The next GNSAC meeting will be held on August 18, 2023. For more information on upcoming GNSAC meetings and to review the minutes from past meetings, please click here.

Congenital Cytomegalovirus (cCMV)

Cytomegalovirus (CMV) is a common viral infection that is usually harmless, with most individuals experiencing no symptoms. When contracted during pregnancy, the virus can be passed to the newborn, resulting in congenital CMV (cCMV). cCMV can cause symptoms in infants including hearing loss and developmental disabilities, though most infants will remain without symptoms. cCMV is the leading non-genetic cause of hearing loss in infants born in the United States.

On January 1, 2023, targeted cCMV screening began for newborns who do not pass the hearing screening after birth. This new screening is intended to identify infants with cCMV and connect families with appropriate medical treatments, therapies, and long-term monitoring of possible symptom development.

Timing is Everything

More than 15 conditions on Florida’s newborn screening panel are time-critical, meaning that days, and sometimes hours, can make a difference in the health outcome of a newborn. A delay in the transit (shipping) of newborn screening (NBS) specimens causes an avoidable delay in the identification of and intervention for a potential health concern. In February 2015, the United States Department of Health and Human Services Secretary’s Advisory Committee on Heritable Disorders in Newborns and Children (ACHDNC) formalized a series of recommendations regarding timeliness in newborn screening.

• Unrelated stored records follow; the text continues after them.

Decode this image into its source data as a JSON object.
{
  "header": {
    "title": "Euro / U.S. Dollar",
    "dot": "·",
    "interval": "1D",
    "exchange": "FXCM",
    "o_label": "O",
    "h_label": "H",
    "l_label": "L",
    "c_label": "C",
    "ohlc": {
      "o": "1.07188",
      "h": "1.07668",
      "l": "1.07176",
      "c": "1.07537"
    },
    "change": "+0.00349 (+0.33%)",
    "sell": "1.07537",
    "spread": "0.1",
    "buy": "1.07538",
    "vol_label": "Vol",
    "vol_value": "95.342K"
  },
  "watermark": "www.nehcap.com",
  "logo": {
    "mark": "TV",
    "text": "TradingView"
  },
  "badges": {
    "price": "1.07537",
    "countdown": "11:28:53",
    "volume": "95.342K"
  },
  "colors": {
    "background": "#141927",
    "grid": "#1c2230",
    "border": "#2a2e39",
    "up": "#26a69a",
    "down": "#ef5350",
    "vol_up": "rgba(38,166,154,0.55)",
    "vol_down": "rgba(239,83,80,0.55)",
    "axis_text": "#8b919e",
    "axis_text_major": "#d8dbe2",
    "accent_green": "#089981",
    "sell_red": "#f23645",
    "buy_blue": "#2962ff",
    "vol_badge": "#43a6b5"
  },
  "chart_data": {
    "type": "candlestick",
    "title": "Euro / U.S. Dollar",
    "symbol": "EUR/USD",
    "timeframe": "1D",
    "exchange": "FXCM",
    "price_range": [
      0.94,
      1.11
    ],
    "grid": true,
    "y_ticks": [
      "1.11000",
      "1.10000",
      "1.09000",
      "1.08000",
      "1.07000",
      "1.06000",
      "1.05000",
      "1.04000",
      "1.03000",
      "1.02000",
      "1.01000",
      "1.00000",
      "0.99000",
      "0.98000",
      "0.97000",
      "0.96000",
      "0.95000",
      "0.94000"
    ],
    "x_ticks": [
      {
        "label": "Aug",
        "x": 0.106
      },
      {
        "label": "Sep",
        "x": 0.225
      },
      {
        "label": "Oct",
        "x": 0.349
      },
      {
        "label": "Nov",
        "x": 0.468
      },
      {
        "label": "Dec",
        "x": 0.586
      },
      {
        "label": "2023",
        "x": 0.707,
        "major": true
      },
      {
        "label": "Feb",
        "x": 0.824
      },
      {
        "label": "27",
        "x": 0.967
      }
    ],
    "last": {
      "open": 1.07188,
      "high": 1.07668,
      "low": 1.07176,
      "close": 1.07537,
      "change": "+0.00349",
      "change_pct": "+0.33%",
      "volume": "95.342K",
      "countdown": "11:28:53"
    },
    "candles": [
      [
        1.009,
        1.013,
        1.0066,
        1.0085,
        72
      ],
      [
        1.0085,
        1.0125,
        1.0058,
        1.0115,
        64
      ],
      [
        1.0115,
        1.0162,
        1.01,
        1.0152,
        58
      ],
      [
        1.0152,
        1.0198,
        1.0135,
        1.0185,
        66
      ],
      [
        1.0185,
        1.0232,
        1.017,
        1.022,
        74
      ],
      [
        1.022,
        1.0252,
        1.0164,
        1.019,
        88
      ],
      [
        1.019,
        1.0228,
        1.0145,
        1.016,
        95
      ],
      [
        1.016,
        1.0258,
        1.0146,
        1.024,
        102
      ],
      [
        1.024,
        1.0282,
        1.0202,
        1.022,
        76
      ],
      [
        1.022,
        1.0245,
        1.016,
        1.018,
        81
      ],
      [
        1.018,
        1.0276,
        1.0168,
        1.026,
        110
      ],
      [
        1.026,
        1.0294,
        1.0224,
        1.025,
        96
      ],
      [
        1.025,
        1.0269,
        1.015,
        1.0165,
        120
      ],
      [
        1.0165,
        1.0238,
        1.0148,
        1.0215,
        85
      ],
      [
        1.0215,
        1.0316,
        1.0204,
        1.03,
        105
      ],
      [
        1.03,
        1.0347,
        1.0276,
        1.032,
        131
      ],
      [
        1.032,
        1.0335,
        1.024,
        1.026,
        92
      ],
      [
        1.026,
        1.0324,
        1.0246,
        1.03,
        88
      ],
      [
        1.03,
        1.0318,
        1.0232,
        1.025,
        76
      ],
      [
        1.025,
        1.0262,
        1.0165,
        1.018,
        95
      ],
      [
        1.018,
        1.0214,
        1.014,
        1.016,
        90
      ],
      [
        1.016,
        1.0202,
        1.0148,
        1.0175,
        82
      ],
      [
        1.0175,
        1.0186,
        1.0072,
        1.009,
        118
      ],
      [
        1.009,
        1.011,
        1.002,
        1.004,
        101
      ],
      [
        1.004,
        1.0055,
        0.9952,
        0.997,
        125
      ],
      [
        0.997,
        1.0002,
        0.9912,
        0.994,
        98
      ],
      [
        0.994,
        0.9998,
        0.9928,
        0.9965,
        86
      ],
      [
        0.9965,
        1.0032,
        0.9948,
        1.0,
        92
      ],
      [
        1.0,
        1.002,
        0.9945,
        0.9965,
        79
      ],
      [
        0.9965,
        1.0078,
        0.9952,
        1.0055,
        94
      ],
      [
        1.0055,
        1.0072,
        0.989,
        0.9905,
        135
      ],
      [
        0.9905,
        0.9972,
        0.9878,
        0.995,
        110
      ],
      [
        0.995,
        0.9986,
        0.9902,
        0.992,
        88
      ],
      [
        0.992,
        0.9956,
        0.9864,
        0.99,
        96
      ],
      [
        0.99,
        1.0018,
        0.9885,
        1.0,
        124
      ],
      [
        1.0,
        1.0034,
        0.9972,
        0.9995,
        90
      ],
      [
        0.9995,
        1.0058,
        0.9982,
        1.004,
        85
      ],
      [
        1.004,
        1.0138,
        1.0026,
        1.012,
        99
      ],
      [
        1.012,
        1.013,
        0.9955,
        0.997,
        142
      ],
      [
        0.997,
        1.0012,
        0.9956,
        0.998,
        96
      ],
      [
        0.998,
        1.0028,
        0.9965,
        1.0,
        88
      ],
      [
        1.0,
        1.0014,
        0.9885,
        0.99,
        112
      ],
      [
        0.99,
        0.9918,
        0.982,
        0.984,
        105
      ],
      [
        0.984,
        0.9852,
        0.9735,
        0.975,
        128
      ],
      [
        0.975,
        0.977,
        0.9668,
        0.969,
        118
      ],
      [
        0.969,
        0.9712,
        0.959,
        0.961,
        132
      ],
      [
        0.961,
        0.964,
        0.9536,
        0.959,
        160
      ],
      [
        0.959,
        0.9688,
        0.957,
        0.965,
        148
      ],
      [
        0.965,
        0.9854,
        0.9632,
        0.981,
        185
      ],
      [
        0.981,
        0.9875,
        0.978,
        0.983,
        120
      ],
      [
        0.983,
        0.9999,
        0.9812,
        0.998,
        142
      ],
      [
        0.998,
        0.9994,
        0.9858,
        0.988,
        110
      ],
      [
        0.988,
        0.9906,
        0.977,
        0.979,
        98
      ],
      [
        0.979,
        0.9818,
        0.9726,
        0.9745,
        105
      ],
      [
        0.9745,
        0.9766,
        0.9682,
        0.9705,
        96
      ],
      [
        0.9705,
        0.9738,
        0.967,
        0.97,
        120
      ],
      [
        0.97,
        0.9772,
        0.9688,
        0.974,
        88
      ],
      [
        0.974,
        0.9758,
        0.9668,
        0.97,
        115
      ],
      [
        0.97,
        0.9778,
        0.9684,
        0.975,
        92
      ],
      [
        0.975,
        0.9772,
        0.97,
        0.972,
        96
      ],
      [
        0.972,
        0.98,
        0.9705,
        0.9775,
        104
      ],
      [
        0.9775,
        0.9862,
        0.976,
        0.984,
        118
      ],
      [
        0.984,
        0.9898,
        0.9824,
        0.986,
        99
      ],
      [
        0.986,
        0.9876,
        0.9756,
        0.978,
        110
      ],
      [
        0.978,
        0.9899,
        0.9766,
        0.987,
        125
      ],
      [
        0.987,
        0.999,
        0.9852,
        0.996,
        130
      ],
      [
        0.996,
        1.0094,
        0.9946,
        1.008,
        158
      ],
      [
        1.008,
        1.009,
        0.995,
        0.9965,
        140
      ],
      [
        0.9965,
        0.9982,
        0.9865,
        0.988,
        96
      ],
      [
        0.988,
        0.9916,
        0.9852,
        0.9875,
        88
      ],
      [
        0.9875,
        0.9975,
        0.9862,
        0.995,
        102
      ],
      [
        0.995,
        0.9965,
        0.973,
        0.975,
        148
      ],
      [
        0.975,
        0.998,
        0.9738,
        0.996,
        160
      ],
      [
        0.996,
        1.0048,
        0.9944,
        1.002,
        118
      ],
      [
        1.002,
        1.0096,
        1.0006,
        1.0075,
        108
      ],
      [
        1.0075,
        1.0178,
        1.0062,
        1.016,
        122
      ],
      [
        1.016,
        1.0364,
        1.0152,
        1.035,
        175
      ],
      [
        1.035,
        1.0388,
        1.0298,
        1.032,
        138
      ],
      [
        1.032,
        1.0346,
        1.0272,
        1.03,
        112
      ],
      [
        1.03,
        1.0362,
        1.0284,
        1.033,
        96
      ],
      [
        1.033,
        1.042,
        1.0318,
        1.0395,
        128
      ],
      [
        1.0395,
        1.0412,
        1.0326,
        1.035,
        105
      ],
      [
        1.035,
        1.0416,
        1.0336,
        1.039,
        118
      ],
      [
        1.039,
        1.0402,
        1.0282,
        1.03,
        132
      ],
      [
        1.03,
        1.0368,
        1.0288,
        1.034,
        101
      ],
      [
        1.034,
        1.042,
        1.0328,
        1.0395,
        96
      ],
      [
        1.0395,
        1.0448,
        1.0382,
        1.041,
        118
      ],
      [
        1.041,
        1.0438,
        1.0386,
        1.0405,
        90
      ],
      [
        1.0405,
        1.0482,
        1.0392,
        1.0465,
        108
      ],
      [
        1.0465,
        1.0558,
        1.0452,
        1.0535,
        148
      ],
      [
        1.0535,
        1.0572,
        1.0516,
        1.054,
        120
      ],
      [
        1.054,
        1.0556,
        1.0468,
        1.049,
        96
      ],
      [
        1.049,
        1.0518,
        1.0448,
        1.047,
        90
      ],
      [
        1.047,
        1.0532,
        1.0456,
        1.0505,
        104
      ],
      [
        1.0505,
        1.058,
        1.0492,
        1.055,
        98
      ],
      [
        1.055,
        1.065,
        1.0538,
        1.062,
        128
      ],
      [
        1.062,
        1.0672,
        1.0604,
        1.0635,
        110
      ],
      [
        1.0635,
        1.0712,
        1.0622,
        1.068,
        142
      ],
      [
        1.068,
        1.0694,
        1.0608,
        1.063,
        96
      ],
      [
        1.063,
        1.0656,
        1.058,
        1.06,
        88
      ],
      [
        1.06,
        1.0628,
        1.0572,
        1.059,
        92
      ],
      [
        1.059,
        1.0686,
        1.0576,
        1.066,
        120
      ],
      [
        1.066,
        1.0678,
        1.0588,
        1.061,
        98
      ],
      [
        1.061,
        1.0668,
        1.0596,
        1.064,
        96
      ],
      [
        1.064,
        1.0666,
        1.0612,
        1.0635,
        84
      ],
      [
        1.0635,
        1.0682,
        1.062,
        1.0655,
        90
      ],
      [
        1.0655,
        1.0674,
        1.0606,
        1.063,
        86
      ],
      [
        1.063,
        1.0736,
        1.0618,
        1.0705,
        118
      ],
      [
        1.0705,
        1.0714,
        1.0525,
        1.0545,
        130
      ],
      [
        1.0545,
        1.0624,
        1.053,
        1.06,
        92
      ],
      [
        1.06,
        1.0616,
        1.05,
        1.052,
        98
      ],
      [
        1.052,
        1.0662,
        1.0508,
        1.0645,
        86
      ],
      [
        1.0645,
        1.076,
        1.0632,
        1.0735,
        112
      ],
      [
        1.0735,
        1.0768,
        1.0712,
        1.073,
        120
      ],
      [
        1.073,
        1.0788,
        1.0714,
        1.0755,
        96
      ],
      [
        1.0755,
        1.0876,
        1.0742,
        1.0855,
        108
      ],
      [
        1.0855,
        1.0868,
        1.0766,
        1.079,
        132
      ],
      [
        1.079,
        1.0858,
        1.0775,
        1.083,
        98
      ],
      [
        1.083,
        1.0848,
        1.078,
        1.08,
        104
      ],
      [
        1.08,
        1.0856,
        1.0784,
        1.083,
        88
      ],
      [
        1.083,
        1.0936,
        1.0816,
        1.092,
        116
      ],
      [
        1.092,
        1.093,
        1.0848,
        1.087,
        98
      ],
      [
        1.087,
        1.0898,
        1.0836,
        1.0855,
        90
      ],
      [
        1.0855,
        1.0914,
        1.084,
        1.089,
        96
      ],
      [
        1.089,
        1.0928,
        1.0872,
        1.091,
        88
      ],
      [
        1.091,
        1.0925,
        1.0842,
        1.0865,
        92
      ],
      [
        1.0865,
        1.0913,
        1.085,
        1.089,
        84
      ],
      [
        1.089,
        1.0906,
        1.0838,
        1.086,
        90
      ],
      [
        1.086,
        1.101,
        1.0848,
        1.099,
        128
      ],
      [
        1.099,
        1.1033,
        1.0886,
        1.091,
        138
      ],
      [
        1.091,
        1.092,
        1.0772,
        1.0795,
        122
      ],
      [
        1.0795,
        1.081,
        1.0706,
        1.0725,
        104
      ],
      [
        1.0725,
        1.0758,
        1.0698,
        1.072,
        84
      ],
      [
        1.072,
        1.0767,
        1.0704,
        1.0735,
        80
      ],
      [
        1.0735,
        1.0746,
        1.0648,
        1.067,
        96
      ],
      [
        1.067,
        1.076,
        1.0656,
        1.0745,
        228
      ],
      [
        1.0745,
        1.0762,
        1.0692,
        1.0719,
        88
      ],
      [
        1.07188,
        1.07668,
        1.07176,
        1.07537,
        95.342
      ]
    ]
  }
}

These recommendations included:
1. Initial NBS specimens should be collected in the appropriate time frame for the newborn’s condition but no later than 48 hours after birth, and
2. NBS specimens should be received at the laboratory as soon as possible, ideally within 24 hours of collection.

Top Performing Hospitals

Florida hospitals and non-hospital birth providers receive quarterly grades on the three newborn screening performance benchmarks:

  1. <1% of all specimens submitted are unsatisfactory for testing
  2. Specimens are received at Bureau of Public Health Laboratory (BPHL) – Jacksonville within three days of collection
  3. At least 90% of infants have critical congenital heart disease (CCHD) screening data reported.

See how Florida’s hospitals and non-hospital birth providers are performing by reviewing facility grades. View the NBS Grading Scale for more details.

CONGRATULATIONS to the top A+ hospitals for 2022 below:

  1. UF Health – North
  2. Baptist Medical Center – Jacksonville
  3. Sarasota Memorial Hospital
  4. Tampa General Hospital




Best Practice Tips

  1. All newborn screening (NBS) specimens should identify the provider who will care for the newborn after discharge. Provide the provider’s first and last name, and/or clinic name, and office phone number. If this information is missing, it could delay timely follow-up for out-of-range results.
  2. The newborn screening specimen card must be accurately completed in its entirety for every specimen collected. This includes the infant’s name, birth date and time, birth weight, collection date and time, and collection weight. If this information is not provided, testing may not be resulted correctly as some conditions are interpreted based upon age and/or weight at collection.
  3. Per NBS Protocols, all birth and collection facilities should document collection and monitor shipment of specimens. It is recommended that a photocopy be made of every specimen included in a shipment to be kept with shipping documentation to serve as a manifest for the facility’s records.